Disk write bandwidth
Best approach to achieve good write bandwidth on disk: have at least 3 disks, one for write logging, one archiving the last amount of log data, one for compaction. Using this scheme we can completely eliminate seeks which should give us about 100 MB/s. Unfortunately, we'll need RAID as well so the total is more than 3 disks just to achieve the write bandwidth of 1 disk.
Network bandwidth
Incast issues on reconstruction
- Particularly at TOR switches, etc.
- Otherwise lower-bound on machine reconstruction is about 1 min.

Read/Write mix?
Merge recent writes
Making data available during recovery
If backups are going to have to serve shards while recovering a master why recover at all?

Soft state masters, backups
- Once a master or backup fails a new one is chosen and the state is sent there using remaining backups/masters.
- All soft state, fixes many consistency issues on recovery
Hold most recent writes in a partial version of the shard in RAM
- LRU
Don't evict values from RAM on write-back (this allows fast recovery if backups need to compare recent values for consistency)
We get write coalescing for cheap
Can maintain on-disk structure in a compact and quickly serviceable layout
- ?? Is this going to be impossible to maintain with decent performance, though?
- If so, we can still do logging, but how quickly can we service requests then?

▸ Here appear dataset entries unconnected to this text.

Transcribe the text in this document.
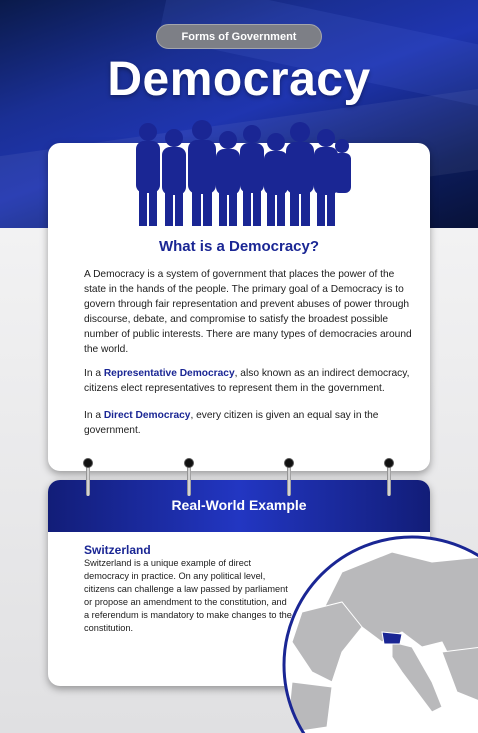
Forms of Government
Democracy
What is a Democracy?
A Democracy is a system of government that places the power of the state in the hands of the people. The primary goal of a Democracy is to govern through fair representation and prevent abuses of power through discourse, debate, and compromise to satisfy the broadest possible number of public interests. There are many types of democracies around the world.
In a Representative Democracy, also known as an indirect democracy, citizens elect representatives to represent them in the government.
In a Direct Democracy, every citizen is given an equal say in the government.
Real-World Example
Switzerland
Switzerland is a unique example of direct democracy in practice. On any political level, citizens can challenge a law passed by parliament or propose an amendment to the constitution, and a referendum is mandatory to make changes to the constitution.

Backups are not recovered either
On non-responsive backups a new backup is chosen based on load and location (must be outside of rack, etc.) and bootstrapped
- Bootstrap from the primary or from the other backup?

How much serving capacity will need to be reserved versus the amount that a host can act as backup for?
- We'll need some target ratios based on the failure rate of machines in order to trigger migration of shards to less loaded servers
Shard sizes?
- Static?
- Dynamic?
Index backup?
- Shard and store along with the values
- How do we shard, though, since it is ordered on a different key
We still really have no idea what the workload looks like which makes it hard to tell if any of these approaches is reasonable. In particular, we really have no idea how much disk bandwidth we'll really need to make the system work.